Ronald Lowry abandonó lentamente el apartamento.
Al llegar junto al tubo-elevador sonó la explosión, aunque amortiguada por las paredes aislantes.
Lowry esbozó una sonrisa.
«El Gran Guía» borraba toda pista haciendo desaparecer el cadáver de Lavina.
CAPITULO XI
Ninguna excepción.
Todos los invitados eran sometidos a los detectores de armas.
Incluidos los miembros del Gran Consejo.
Ronald Lowry ya deambulaba por los jardines de The Hothouse. Tal como predijo Lavina, no hubo dificultad alguna en el control.

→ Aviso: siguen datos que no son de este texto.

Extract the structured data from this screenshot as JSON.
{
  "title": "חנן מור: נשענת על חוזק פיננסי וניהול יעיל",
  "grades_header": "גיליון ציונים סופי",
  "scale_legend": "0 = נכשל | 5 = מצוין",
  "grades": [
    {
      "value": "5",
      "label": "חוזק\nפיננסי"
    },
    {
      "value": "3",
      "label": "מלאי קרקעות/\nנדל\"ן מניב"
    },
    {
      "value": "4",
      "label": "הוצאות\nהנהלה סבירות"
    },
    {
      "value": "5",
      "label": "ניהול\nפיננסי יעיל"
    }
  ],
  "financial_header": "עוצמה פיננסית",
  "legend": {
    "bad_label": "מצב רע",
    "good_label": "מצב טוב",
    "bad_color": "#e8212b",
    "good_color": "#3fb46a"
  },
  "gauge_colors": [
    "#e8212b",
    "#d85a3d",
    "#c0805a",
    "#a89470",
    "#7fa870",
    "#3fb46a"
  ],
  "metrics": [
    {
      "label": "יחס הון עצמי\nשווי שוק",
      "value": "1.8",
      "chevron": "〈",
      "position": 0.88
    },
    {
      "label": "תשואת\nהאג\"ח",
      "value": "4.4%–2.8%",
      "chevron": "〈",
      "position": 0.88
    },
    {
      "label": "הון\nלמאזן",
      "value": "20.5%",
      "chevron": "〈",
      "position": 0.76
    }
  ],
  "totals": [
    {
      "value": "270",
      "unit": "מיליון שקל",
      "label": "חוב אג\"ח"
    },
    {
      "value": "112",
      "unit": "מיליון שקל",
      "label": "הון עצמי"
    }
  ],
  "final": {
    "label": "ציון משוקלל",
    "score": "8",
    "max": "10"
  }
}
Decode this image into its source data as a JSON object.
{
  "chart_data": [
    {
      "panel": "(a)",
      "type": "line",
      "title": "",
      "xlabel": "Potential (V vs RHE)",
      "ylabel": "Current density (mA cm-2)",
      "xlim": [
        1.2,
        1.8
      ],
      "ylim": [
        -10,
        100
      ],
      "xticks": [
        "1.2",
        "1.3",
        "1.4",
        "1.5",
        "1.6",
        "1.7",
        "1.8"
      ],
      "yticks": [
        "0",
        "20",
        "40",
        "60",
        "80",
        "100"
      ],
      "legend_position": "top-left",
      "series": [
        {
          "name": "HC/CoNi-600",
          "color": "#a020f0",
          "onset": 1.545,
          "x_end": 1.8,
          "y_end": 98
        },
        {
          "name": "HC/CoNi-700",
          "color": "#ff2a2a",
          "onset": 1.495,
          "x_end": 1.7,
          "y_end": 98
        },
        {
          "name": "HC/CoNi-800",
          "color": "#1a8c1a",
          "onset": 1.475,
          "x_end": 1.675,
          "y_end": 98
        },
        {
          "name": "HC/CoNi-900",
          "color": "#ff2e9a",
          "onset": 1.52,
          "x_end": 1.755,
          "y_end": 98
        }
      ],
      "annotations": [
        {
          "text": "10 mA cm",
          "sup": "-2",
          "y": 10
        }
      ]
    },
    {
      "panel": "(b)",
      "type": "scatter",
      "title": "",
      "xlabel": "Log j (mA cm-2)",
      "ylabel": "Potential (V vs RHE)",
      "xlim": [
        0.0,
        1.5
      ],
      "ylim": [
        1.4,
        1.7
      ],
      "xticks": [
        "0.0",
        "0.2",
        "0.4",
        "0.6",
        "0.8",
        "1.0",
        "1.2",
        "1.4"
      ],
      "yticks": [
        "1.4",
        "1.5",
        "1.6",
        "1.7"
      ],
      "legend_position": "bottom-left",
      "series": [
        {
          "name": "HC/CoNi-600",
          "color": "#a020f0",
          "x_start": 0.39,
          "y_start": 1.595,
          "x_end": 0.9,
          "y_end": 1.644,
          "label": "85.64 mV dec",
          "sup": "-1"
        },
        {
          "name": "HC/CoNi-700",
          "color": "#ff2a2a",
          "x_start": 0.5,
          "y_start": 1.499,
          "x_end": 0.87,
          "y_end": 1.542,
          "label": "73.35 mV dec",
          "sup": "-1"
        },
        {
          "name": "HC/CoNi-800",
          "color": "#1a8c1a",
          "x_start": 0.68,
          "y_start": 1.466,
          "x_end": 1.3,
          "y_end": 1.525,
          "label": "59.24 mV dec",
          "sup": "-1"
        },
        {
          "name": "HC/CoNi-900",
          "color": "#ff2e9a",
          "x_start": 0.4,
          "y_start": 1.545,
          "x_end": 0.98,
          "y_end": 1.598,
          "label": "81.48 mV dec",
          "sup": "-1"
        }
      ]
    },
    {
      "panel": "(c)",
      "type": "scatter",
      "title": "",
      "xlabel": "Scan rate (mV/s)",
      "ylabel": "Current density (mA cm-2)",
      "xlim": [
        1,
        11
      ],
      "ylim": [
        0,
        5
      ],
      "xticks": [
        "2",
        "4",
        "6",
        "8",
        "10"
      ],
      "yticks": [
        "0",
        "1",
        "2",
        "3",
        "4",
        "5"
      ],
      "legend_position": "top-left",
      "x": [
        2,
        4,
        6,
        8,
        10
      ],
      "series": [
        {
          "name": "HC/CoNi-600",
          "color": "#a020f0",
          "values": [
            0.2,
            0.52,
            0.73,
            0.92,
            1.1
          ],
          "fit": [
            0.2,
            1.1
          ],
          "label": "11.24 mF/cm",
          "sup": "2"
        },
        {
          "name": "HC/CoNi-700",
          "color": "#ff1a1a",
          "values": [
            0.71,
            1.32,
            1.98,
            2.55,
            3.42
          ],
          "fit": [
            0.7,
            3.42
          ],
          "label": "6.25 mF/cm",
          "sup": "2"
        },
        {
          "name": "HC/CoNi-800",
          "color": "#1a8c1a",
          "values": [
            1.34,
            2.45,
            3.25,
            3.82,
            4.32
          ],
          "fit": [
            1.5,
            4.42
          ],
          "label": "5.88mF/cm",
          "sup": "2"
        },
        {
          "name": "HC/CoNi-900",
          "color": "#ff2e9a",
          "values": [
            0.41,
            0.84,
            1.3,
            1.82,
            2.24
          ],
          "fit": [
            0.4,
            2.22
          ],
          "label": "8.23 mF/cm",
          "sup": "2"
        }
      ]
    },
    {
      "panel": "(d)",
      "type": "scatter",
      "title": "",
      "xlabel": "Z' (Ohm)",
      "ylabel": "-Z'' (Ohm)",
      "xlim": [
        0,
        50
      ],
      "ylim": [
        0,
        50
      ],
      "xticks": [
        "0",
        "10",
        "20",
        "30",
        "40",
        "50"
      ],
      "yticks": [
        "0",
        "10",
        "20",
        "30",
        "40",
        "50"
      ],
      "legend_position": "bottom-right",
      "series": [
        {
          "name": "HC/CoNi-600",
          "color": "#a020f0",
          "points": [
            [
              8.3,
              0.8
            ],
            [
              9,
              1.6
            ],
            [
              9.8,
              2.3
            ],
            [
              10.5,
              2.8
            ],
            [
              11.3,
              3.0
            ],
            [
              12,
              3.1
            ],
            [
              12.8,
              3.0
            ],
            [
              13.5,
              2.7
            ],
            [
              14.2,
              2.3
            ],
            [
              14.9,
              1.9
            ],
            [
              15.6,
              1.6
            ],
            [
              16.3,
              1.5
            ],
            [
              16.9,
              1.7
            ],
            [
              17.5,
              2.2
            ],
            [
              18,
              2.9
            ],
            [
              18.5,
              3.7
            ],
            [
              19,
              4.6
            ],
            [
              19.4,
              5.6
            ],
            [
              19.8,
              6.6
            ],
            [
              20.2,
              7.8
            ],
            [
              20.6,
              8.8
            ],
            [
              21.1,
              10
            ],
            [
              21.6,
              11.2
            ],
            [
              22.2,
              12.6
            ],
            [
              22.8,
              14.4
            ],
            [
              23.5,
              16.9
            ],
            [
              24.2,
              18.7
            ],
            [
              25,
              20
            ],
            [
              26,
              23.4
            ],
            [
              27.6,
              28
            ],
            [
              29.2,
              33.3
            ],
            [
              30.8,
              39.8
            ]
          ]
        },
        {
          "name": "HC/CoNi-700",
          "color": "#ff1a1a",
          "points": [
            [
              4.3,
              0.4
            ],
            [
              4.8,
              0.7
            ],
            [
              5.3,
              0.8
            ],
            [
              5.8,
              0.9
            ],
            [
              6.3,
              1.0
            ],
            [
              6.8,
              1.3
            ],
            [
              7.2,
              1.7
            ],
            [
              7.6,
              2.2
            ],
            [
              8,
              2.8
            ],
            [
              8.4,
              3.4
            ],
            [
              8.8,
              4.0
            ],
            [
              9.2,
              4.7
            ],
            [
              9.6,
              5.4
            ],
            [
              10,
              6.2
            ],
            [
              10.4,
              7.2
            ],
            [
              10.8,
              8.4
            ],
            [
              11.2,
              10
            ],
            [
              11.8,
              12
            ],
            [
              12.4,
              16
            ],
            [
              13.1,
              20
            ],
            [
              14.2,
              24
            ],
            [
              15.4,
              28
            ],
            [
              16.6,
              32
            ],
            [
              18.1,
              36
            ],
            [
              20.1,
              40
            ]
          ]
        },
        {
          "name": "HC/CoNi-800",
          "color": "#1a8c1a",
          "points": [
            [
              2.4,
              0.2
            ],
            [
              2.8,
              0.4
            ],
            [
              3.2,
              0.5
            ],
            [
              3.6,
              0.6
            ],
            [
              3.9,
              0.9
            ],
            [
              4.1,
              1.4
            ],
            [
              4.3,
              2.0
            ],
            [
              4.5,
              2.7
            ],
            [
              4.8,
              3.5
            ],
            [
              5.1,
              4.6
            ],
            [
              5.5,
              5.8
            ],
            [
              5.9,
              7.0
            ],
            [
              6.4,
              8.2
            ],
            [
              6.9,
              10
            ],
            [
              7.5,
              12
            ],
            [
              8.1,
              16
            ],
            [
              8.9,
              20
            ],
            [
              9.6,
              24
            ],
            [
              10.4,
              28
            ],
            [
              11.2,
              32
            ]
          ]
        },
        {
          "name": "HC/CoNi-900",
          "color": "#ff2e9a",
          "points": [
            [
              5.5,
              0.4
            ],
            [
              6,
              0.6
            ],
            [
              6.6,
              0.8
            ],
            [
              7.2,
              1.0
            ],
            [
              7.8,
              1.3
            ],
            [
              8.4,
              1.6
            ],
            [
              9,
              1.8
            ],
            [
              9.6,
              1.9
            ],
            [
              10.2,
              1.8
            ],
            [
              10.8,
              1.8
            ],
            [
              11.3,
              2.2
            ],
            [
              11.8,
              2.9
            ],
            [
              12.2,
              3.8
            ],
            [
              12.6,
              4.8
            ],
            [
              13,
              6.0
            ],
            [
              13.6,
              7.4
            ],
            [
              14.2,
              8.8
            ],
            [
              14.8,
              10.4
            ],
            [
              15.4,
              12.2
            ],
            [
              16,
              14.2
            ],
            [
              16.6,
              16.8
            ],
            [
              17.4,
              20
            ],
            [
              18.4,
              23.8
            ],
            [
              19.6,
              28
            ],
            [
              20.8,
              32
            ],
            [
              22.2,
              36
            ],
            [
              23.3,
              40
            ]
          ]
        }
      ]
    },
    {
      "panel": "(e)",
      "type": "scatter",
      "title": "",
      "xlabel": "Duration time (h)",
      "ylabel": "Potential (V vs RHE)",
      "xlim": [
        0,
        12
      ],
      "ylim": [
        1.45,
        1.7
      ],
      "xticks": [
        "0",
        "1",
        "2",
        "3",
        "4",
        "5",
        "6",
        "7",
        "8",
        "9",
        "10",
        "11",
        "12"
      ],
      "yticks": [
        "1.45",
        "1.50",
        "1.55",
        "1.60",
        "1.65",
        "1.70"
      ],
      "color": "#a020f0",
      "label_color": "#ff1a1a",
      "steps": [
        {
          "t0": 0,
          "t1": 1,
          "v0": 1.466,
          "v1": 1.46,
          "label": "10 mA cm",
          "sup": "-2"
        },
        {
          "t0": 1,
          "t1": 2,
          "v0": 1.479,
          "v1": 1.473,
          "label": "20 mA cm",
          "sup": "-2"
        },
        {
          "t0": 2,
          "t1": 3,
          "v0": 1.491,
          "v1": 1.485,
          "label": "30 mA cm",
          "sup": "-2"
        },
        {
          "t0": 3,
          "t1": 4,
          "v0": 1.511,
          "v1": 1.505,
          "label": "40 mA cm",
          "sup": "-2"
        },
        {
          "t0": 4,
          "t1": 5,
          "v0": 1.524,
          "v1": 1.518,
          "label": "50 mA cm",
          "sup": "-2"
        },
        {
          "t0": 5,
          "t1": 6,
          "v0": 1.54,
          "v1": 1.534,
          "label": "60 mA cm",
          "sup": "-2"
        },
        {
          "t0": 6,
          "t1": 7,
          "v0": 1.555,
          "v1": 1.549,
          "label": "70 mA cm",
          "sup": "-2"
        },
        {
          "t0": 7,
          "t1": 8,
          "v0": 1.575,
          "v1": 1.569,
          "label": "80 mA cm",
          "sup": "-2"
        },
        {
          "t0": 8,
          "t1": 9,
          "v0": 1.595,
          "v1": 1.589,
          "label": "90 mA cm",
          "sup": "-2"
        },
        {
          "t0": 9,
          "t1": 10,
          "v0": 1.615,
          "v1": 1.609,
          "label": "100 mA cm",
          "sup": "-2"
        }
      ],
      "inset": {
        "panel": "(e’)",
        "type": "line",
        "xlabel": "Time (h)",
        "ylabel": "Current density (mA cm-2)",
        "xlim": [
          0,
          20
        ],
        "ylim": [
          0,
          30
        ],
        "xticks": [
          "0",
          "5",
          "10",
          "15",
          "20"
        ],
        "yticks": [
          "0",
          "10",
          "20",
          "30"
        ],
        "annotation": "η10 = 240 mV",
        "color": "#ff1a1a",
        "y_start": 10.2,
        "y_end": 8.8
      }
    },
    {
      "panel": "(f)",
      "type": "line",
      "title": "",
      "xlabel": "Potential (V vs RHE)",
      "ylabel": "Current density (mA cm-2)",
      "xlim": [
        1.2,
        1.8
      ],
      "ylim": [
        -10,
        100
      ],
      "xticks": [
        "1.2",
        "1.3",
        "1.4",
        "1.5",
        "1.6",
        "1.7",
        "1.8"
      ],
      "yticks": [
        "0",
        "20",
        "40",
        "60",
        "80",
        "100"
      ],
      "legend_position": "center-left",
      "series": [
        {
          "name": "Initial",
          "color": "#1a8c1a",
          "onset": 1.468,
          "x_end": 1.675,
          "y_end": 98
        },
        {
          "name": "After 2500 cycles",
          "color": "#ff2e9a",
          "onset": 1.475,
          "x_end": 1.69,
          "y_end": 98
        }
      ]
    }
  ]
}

La cámara fotográfica fue examinada minuciosamente sin que descubrieran nada anormal.
Los jardines de The Hothouse...
Maravillosos,
El único jardín natural existente en Lincoln-1.
Ronald Lowry se detuvo frente a la estatua dedicada al Presidente de la I Autarquía de New América.
Rodeada de flores.
Lowry inspeccionó los alrededores.
Sin encontrar la menor huella de las armas y el movilcóptero prometido por Lavina.
No se inquietó.
Confiaba en «El Gran Guía».
Lógicamente, hubiera sido una imprudencia colocarlas allí durante toda la recepción. Los jardines eran una de las zonas más visitadas por los invitados.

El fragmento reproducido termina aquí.